At the end of second quarter of FY20, its core capital ratio stood at 8.7%, as against RBI-mandated 8%, which could plunge if NPAs rise further. Its gross NPA ratio stood at 7.39% in September 2019. The bank’s management also announced a Rs 31,000 crore book rated BBB and below, of which at least a quarter could turn bad. Without adequate capital, the bank would see its common equity Tier-1 ratio will fall below the regulatory minimum of 8%. Simply put, the bank needs capital for growth and to meet its regulatory requirements.
The lender has also had severe management problems over the last three years. In 2018, the RBI vehemently refused to give Yes Bank’s boss Rana Kapoor an extension as chief executive and managing director due to his “highly irregular credit management practices, serious deficiencies in governance and a poor compliance culture”.
What’s worse is that the Yes Bank’s board, as The Wire has extensively reported, has also been dysfunctional in addition to displaying abysmal corporate governance standards.
Analysts once believed that the new management, headed by Ravneet Gill, the former India head of Deutsche Bank who joined Yes Bank in early 2019, could turn around the ship. Gill, however, has struggled to do so.
Couldn’t Yes Bank have raised capital from private investors?
Yes, this is what the lender has been hoping to do for over the last six months. In August 2019, it raised Rs 1,930.46 crore through qualified institutional placement (QIP), but this only scratched the surface of what it needed.
Unfortunately, none of the fund-raising plans have worked out, for a variety of reasons. Critics argue that some of the prospective investors that Yes Bank had lined up were not that credible and would not pass a regulatory sniff test.
“The bank management had indicated to the Reserve Bank that it was in talks with various investors and they were likely to be successful. The bank was also engaged with a few private equity firms for exploring opportunities to infuse capital as per the filing in stock exchange dated February 12, 2020. These investors did hold discussions with senior officials of the Reserve Bank but for various reasons eventually did not infuse any capital,” the RBI’s statement on Thursday evening notes.
“Since a bank and market led revival is a preferred option over a regulatory restructuring, the Reserve Bank made all efforts to facilitate such a process and gave adequate opportunity to the bank’s management to draw up a credible revival plan, which did not materialise. In the meantime, the bank was facing regular outflow of liquidity,” the statement adds.
Will the savings of depositors be protected?
Yes, there is no indication that Yes Bank cannot pay back its depositors. The RBI has assured that their interests will be fully protected and that there is no need to panic. The central bank has also added that it has supersede the board in order to restore the confidence of depositors in the bank.

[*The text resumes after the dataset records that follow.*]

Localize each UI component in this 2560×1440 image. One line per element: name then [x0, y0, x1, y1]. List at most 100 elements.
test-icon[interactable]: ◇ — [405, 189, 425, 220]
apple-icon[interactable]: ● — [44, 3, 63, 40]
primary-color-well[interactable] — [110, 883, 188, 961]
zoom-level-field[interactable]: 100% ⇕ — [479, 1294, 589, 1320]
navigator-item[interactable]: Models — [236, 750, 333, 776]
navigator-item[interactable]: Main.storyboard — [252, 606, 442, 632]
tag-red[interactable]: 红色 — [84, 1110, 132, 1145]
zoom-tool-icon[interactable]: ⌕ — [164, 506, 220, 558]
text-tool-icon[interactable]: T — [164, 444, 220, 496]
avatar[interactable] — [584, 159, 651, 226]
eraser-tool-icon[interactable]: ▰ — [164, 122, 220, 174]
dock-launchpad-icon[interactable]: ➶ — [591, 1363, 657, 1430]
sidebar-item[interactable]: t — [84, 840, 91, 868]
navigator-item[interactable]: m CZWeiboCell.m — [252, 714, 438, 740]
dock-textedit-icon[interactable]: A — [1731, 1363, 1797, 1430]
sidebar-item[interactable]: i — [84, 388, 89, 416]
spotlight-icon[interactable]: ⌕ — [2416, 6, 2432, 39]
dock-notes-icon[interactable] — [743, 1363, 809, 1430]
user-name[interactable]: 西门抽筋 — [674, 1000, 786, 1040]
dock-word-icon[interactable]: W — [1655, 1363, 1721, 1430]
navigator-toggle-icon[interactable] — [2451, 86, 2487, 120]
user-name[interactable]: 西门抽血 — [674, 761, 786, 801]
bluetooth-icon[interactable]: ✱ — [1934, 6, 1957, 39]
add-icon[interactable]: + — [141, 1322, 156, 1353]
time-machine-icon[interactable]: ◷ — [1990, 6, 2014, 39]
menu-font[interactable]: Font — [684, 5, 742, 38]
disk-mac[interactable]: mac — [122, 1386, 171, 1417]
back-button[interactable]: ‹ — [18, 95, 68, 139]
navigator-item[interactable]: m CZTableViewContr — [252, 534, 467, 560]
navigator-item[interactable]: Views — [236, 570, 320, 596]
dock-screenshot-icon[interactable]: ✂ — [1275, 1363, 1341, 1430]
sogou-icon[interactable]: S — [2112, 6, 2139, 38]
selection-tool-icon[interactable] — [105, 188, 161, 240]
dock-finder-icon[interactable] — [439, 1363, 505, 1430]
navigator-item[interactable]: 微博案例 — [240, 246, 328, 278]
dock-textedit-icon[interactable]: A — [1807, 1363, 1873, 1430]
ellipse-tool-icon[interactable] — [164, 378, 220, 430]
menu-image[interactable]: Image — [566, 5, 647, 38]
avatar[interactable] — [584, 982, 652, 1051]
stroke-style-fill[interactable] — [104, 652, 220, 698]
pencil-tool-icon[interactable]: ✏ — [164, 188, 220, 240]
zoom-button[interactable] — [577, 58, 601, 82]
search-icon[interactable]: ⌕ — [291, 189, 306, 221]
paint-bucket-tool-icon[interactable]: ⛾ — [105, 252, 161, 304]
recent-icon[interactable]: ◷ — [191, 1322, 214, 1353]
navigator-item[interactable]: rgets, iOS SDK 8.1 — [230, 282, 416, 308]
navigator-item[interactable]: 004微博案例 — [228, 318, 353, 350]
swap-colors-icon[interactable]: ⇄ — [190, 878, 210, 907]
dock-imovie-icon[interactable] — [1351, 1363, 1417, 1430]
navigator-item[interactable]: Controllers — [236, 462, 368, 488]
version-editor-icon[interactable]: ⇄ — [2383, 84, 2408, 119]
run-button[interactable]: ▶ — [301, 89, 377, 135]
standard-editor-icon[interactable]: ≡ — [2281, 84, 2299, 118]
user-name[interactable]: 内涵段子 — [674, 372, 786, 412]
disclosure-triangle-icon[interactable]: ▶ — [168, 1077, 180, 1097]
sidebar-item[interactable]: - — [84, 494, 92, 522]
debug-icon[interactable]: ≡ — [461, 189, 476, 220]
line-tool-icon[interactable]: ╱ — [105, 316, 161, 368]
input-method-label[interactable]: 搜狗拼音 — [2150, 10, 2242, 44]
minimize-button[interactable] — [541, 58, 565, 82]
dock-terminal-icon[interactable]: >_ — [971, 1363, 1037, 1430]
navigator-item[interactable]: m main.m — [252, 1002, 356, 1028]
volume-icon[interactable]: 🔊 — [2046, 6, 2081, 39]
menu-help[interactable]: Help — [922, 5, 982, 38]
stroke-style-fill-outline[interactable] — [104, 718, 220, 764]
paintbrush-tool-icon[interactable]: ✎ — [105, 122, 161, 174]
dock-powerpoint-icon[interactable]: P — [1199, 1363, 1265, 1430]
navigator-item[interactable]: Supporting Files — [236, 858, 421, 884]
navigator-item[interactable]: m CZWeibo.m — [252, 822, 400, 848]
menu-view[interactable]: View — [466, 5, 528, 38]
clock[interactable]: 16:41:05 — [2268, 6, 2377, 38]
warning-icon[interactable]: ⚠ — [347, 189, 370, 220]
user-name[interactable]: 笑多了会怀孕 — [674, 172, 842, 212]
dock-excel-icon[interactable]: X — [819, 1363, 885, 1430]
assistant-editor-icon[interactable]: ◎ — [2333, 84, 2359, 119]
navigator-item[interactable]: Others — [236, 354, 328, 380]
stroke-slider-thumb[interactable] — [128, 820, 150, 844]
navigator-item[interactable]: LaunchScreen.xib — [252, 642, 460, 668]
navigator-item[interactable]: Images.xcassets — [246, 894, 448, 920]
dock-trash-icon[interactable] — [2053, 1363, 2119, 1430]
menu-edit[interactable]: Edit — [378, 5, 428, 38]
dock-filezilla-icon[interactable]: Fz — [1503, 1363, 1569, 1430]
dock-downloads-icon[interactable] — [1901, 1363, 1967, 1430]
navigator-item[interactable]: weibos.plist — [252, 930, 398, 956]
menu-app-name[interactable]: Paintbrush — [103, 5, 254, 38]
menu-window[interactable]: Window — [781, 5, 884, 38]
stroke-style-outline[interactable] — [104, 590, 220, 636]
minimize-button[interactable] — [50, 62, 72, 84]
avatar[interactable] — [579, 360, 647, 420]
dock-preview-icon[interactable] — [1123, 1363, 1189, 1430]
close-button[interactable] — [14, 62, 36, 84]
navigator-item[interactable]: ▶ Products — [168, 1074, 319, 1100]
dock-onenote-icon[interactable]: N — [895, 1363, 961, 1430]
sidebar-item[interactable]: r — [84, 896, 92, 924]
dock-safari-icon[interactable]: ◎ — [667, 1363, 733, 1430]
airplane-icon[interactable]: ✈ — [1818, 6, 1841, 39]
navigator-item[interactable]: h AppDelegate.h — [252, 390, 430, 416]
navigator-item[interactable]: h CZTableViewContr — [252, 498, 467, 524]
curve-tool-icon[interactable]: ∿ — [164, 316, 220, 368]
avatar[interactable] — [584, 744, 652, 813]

What the RBI does not say is that the withdrawal restrictions are to ensure that there is no run on the bank. With a strict curbs in place, it now has a little elbow room to sort things out in a quick manner. Which brings us to our last point…
What is the way forward? Will someone buy Yes Bank or will it be able to raise outside capital?
Today’s chain of events were perhaps set into motion when a few media organisations reported that the State Bank of India (SBI) and Life Insurance Corporation of India (LIC) were set to mount a quasi-bailout of Yes Bank, in which they would jointly pick up a 49% stake in the private sector lender.
The idea was that this would stabilise the ship until new private investors could be found. Now, nobody has confirmed this, but the RBI’s statement says that it plans on considering all options, including “putting in place a scheme for reconstruction or amalgamation”.
Whatever the government and RBI have in mind, it will have to do so quickly, before panic spreads.